The translation process includes an authoring step that uses a "String Machine" to generate the target code. The string machine is like a runtime execution engine (e.g., like the .NET CLR that executes the IL operation streams that are stored in assemblies). But, there is a critical difference: instead of performing the operations, the string machine authors the code described by those operations. This is what we mean by semantic translation as opposed to syntax translation. It may help you to think of gmBasic as a sophisticated VB6/ASP/COM to .NET compiler-decompiler.
The form of the target code for each operation is defined in terms of patterns associated with operations in the metalanguage files. There are many details in how information in the operation stream may be emitted during the expression of target code. Some of these details may be controlled by special codes and escape sequences in the pattern strings. For convenience, an excerpt from the gmBasic Language reference page that describes these special codes and escape sequences in more detail is included below.

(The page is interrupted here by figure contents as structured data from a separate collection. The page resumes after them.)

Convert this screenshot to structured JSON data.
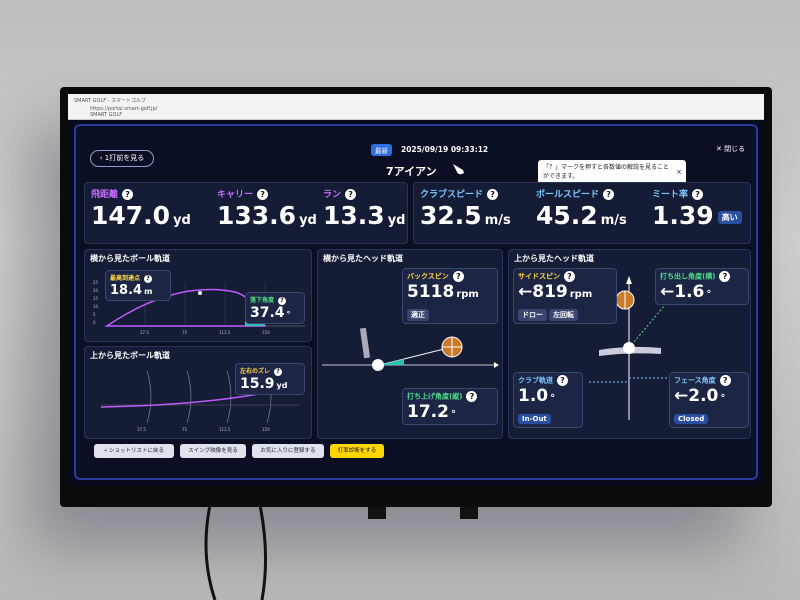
{
  "browser": {
    "tab_title": "SMART GOLF - スマートゴルフ",
    "url": "https://portal.smart-golf.jp/",
    "site": "SMART GOLF"
  },
  "help_icon": "?",
  "header": {
    "back": "‹ 1打前を見る",
    "badge": "最新",
    "datetime": "2025/09/19 09:33:12",
    "club": "7アイアン",
    "close": "✕ 閉じる",
    "tooltip": "「？」マークを押すと各数値の解説を見ることができます。"
  },
  "stats": [
    {
      "label": "飛距離",
      "value": "147.0",
      "unit": "yd"
    },
    {
      "label": "キャリー",
      "value": "133.6",
      "unit": "yd"
    },
    {
      "label": "ラン",
      "value": "13.3",
      "unit": "yd"
    },
    {
      "label": "クラブスピード",
      "value": "32.5",
      "unit": "m/s"
    },
    {
      "label": "ボールスピード",
      "value": "45.2",
      "unit": "m/s"
    },
    {
      "label": "ミート率",
      "value": "1.39",
      "badge": "高い"
    }
  ],
  "ball_side": {
    "title": "横から見たボール軌道",
    "apex_label": "最高到達点",
    "apex": "18.4",
    "apex_unit": "m",
    "land_label": "落下角度",
    "land": "37.4",
    "land_unit": "°",
    "xticks": [
      "37.5",
      "75",
      "112.5",
      "150"
    ],
    "yticks": [
      "25",
      "20",
      "15",
      "10",
      "5",
      "0"
    ]
  },
  "ball_top": {
    "title": "上から見たボール軌道",
    "dev_label": "左右のズレ",
    "dev": "15.9",
    "dev_unit": "yd",
    "xticks": [
      "37.5",
      "75",
      "112.5",
      "150"
    ]
  },
  "head_side": {
    "title": "横から見たヘッド軌道",
    "spin_label": "バックスピン",
    "spin": "5118",
    "spin_unit": "rpm",
    "spin_badge": "適正",
    "launch_label": "打ち上げ角度(縦)",
    "launch": "17.2",
    "launch_unit": "°"
  },
  "head_top": {
    "title": "上から見たヘッド軌道",
    "side_label": "サイドスピン",
    "side": "←819",
    "side_unit": "rpm",
    "side_badges": [
      "ドロー",
      "左回転"
    ],
    "hlaunch_label": "打ち出し角度(横)",
    "hlaunch": "←1.6",
    "hlaunch_unit": "°",
    "path_label": "クラブ軌道",
    "path": "1.0",
    "path_unit": "°",
    "path_badge": "In-Out",
    "face_label": "フェース角度",
    "face": "←2.0",
    "face_unit": "°",
    "face_badge": "Closed"
  },
  "buttons": [
    "« ショットリストに戻る",
    "スイング映像を見る",
    "お気に入りに登録する",
    "打率診断をする"
  ]
}
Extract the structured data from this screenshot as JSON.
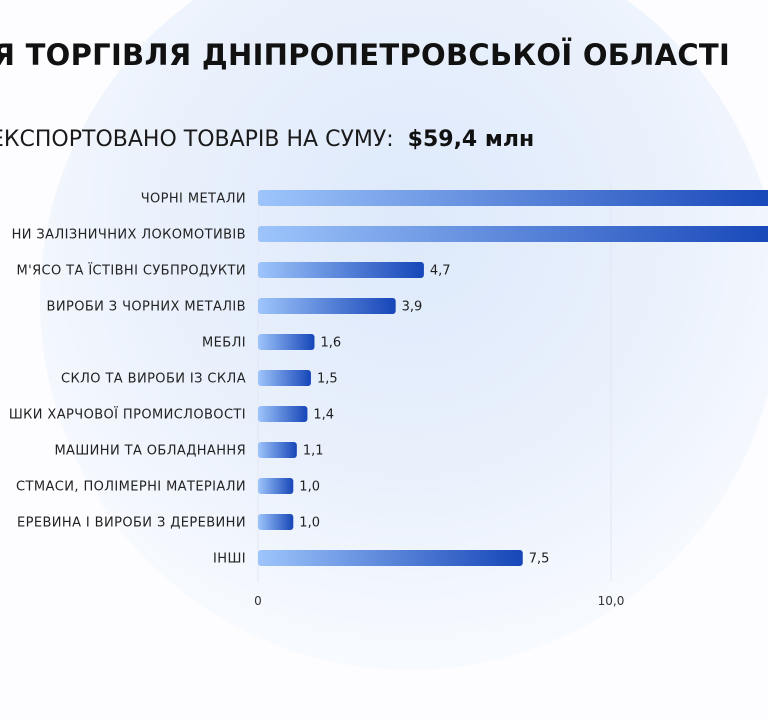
{
  "header": {
    "title": "НЯ ТОРГІВЛЯ ДНІПРОПЕТРОВСЬКОЇ ОБЛАСТІ",
    "subtitle_label": "ЕКСПОРТОВАНО ТОВАРІВ НА СУМУ:",
    "subtitle_amount": "$59,4 млн"
  },
  "chart_data": {
    "type": "bar",
    "orientation": "horizontal",
    "categories": [
      "ЧОРНІ МЕТАЛИ",
      "НИ ЗАЛІЗНИЧНИХ ЛОКОМОТИВІВ",
      "М'ЯСО ТА ЇСТІВНІ СУБПРОДУКТИ",
      "ВИРОБИ З ЧОРНИХ МЕТАЛІВ",
      "МЕБЛІ",
      "СКЛО ТА ВИРОБИ ІЗ СКЛА",
      "ШКИ ХАРЧОВОЇ ПРОМИСЛОВОСТІ",
      "МАШИНИ ТА ОБЛАДНАННЯ",
      "СТМАСИ, ПОЛІМЕРНІ МАТЕРІАЛИ",
      "ЕРЕВИНА І ВИРОБИ З ДЕРЕВИНИ",
      "ІНШІ"
    ],
    "values": [
      null,
      null,
      4.7,
      3.9,
      1.6,
      1.5,
      1.4,
      1.1,
      1.0,
      1.0,
      7.5
    ],
    "value_labels": [
      "",
      "",
      "4,7",
      "3,9",
      "1,6",
      "1,5",
      "1,4",
      "1,1",
      "1,0",
      "1,0",
      "7,5"
    ],
    "x_ticks": [
      0,
      10
    ],
    "x_tick_labels": [
      "0",
      "10,0"
    ],
    "bar_gradient": [
      "#9ec5fb",
      "#1646b8"
    ],
    "title": "",
    "xlabel": "",
    "ylabel": ""
  }
}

Content of pattern strings
Within the pattern strings there are three types of specifications. First, there are special operation parameters which consist of a backslash followed by a letter. These parameters trigger special conversions. Second, there are operand conversion parameters which consist of a percent sign, followed by a numeric digit, followed by a conversion code. The numeric digit specifies which operand is to be entered at this point in the string, and the conversion code specifies any special operation to be performed. Third, there are simple character specifications which are any characters not forming one of the two specifications above. Simple characters are entered into result strings exactly as entered.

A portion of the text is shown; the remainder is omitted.